Publié le à Paris (AFP)

Vingt départements ont été placés sous "surveillance renforcée" en raison d'une circulation accrue de l'épidémie de coronavirus, et pourront faire l'objet de mesures de confinements locaux à partir du week-end du 6 mars si la situation continuait à se dégrader, a annoncé jeudi Jean Castex.

Les départements concernés recouvrent toute l'Ile-de-France, le Rhône, les Bouches-du-Rhône, le Nord, l'Oise, le Pas-de-Calais, la Somme, la Drôme, la Moselle, la Meurthe-et-Moselle ou encore l'Eure-et-Loir, a précisé le Premier ministre lors d'une conférence de presse.

En effet ils "cumulent des indicateurs défavorables" à savoir un niveau d’incidence autour de 250 cas pour 100.000 habitants, une part de variant "supérieur à 50%", une pression hospitalière "proche du seuil critique" et "une circulation virale qui commence à s’accélérer sérieusement".

Le chef du gouvernement a donc demandé aux préfets des départements concernés d’"engager des concertations avec les élus" pour "envisager, dans tout ou partie de ces territoires, des mesures de freinage proches de celles mises en place à Nice et Dunkerque".

Ces deux agglomérations sont désormais reconfinés le week-end pour contrer la flambée de Covid-19.

Un point sera fait "la semaine prochaine", et "si la situation continue de se dégrader, nous prendrons des mesures renforcées qui entreront en vigueur à compter du week-end du 6 mars", a-t-il ajouté.

"La situation sanitaire de notre pays s’est dégradée au cours des derniers jours", a martelé le Premier ministre, en rappelant que "nous avons compté hier plus de 30.000 cas positifs".

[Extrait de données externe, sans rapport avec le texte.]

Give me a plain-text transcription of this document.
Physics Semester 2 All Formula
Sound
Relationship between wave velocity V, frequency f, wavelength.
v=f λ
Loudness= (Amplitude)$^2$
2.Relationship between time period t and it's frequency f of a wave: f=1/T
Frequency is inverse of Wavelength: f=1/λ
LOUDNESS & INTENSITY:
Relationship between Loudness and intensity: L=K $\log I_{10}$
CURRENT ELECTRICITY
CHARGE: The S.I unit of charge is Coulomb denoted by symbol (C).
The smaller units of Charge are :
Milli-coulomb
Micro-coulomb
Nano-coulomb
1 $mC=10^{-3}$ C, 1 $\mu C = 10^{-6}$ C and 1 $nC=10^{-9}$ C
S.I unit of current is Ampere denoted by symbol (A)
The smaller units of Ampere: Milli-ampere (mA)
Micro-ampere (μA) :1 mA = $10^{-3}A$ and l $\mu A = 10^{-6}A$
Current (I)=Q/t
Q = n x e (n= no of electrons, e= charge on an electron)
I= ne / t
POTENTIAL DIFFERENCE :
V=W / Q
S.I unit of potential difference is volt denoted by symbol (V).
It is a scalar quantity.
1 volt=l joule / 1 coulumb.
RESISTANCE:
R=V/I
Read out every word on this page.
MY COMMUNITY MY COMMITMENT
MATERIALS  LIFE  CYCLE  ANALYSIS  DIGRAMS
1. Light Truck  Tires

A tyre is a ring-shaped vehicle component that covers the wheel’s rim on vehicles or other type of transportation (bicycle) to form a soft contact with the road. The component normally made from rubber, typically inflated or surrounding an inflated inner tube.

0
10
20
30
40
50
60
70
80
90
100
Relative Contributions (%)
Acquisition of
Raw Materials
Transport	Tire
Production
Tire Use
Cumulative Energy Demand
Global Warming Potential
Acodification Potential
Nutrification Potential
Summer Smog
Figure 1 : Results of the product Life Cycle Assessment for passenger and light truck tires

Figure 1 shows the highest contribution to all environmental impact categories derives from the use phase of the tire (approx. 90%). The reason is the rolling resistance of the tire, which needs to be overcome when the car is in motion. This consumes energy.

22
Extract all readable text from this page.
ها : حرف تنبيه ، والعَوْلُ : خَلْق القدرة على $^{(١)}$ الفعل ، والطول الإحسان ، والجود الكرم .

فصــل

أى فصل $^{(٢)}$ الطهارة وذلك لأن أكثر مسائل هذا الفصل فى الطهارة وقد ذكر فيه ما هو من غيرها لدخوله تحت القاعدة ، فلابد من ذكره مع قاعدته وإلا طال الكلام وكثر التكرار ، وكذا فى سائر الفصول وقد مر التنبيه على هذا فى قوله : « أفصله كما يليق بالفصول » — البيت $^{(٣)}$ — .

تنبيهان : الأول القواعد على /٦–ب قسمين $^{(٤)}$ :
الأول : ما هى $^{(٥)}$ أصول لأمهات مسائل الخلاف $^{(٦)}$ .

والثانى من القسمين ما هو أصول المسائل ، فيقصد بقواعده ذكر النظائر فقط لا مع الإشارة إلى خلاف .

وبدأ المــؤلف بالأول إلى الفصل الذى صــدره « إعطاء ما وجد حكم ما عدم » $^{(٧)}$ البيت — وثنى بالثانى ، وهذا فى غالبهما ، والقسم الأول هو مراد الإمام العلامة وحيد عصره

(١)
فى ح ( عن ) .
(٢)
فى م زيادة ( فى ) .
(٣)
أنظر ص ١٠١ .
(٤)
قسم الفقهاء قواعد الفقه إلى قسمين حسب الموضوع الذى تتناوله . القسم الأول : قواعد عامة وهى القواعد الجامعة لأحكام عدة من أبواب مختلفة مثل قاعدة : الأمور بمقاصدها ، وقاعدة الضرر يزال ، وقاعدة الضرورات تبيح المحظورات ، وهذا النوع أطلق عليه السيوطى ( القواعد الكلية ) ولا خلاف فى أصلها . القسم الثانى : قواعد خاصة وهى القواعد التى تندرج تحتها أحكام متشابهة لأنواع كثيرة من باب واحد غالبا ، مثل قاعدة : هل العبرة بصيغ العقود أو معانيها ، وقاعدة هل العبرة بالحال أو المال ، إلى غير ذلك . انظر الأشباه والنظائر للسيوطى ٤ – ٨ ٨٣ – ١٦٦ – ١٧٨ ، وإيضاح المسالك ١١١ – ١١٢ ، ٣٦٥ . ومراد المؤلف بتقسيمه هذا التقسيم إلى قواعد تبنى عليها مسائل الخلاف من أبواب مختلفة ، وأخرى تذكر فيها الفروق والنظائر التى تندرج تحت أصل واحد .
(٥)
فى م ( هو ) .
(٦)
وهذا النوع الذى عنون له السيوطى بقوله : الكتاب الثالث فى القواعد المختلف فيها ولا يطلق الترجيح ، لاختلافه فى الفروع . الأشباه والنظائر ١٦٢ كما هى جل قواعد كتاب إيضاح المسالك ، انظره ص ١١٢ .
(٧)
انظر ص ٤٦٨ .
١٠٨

Malgré cette dégradation de la situation sanitaire, "il faut tout faire pour retarder" un possible confinement afin de "laisser à la vaccination le temps de produire des effets", a-t-il ajouté.

"Le confinement est un levier auquel nous devons recourir quand on ne peut pas faire autrement. Il faut le faire à bon escient, au bon moment et dans la bonne mesure", a expliqué Jean Castex.

Il a par ailleurs précisé que le variant anglais du coronavirus, plus contagieux, "concerne désormais à peu près la moitié des personnes atteintes de la Covid en France".

Ce variant, qui représentait moins de 40% selon des chiffres diffusés il y a une semaine, fait craindre une explosion épidémique en raison de sa plus grande contagiosité.

Depuis le début de l'épidémie, 85.347 personnes atteintes du Covid-19 sont mortes, à l'hôpital ou en Ehpad, en très grande majorité des personnes âgées.